TASVİR
Kaş Yeşilbarak Köyü, masallardan fırlamış gibi duran bir yerdi. Köy, dört bir yanı sık ağaçlarla kaplı yemyeşil tepelerin arasında saklanmış, adeta zamanın dokunmayı unuttuğu bir yerdi. Sabahları, güneş ilk ışıklarını ağaçların yapraklarından süzerek köyün üzerine serper, hafifçe serpilen çiğ taneleri otların üzerinde parlayan mücevherlere dönüştürürdü.
Köyün girişinde, asırlık bir ceviz ağacı dimdik dururdu. O ağacın dalları, köye gelen herkesi selamladı adeta. Ağacın gölgesinde, yıllardır çatlamış taşlarla döşeli dar bir yol uzanırdı. Bu yol, köyün kalbine ulaştırırdı bizi. Derenin suyu berraktı; içine bakıldığında yosunları ve küçük balıkların hızlıca kaybolduğu görülebilirdi.
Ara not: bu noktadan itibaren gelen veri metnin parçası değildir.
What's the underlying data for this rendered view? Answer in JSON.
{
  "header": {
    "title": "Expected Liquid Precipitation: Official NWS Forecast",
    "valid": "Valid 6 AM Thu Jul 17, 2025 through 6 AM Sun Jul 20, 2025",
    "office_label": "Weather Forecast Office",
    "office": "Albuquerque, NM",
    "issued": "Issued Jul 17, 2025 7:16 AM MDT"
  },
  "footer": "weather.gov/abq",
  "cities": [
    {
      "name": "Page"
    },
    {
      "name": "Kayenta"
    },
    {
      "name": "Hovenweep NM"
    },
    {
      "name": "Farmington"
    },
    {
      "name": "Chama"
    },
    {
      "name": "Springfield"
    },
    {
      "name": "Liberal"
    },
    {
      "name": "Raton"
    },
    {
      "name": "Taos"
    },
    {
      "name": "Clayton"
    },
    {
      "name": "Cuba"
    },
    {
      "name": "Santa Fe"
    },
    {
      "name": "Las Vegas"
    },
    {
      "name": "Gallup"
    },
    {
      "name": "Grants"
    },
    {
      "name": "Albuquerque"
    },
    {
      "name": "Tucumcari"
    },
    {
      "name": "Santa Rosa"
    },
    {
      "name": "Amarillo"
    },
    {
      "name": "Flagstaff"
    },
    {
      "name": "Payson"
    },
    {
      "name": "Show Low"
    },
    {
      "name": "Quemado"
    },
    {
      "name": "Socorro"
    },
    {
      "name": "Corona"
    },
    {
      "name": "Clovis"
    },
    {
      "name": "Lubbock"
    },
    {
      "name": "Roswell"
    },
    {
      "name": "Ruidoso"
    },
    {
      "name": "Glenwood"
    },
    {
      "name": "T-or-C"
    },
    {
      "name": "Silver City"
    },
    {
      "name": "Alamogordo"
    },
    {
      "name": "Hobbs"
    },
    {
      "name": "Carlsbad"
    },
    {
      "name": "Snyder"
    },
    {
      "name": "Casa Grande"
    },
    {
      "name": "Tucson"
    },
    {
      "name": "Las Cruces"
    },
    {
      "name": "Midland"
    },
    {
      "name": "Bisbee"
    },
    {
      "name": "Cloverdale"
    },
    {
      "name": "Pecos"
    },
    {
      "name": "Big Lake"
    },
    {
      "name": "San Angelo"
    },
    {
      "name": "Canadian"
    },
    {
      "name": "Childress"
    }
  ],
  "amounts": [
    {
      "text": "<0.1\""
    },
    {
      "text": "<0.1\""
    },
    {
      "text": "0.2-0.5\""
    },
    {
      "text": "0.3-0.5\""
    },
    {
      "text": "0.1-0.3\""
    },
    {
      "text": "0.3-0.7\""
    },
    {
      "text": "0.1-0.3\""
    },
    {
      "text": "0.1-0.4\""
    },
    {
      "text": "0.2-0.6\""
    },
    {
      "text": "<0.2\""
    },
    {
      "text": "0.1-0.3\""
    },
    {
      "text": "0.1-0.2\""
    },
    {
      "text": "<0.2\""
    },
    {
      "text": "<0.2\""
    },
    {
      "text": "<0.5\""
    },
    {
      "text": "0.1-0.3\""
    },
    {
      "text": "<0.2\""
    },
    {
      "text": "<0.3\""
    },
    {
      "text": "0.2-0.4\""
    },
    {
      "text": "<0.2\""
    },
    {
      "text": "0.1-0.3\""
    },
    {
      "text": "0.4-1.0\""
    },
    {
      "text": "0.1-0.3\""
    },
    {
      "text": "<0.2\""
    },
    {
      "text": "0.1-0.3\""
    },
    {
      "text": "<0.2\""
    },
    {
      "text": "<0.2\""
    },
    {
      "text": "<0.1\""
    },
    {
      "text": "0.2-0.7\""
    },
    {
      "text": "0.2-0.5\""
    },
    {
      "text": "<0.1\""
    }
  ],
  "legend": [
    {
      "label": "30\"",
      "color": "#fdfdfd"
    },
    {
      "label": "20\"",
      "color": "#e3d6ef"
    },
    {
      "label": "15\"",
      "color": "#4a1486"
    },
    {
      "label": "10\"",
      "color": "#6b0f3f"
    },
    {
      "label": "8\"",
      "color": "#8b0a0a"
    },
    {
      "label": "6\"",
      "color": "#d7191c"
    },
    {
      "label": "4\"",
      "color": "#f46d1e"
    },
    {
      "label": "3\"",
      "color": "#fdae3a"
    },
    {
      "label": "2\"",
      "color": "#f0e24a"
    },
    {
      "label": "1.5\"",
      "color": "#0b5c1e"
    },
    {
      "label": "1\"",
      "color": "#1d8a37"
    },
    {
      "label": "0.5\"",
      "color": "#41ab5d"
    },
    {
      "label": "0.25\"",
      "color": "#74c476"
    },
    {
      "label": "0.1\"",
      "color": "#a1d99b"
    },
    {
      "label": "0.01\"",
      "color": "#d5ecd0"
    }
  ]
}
Su, şırıl şırıl akar, köyde sessizliğin asla tam anlamıyla egemen olmasına izin vermezdi.
Evler, köyün doğasına uyum sağlamıştı. Çoğu kerpiçten yapılmış, çatılarında yosunların ve yabani otların büyüdüğü küçük evlerdi. Bahçelerde rengârenk çiçekler açar, bazı evlerin duvarlarına mor salkımlar dolanırdı. Kapı önlerinde köy halkının kendi elleriyle yaptığı işlemeli minderler ve ahşap tabureler sıralanmıştı. İnsanlar bu taburelerde oturur, sabah kahvelerini içerken köyün sessiz ve huzurlu manzarasını seyrederdi.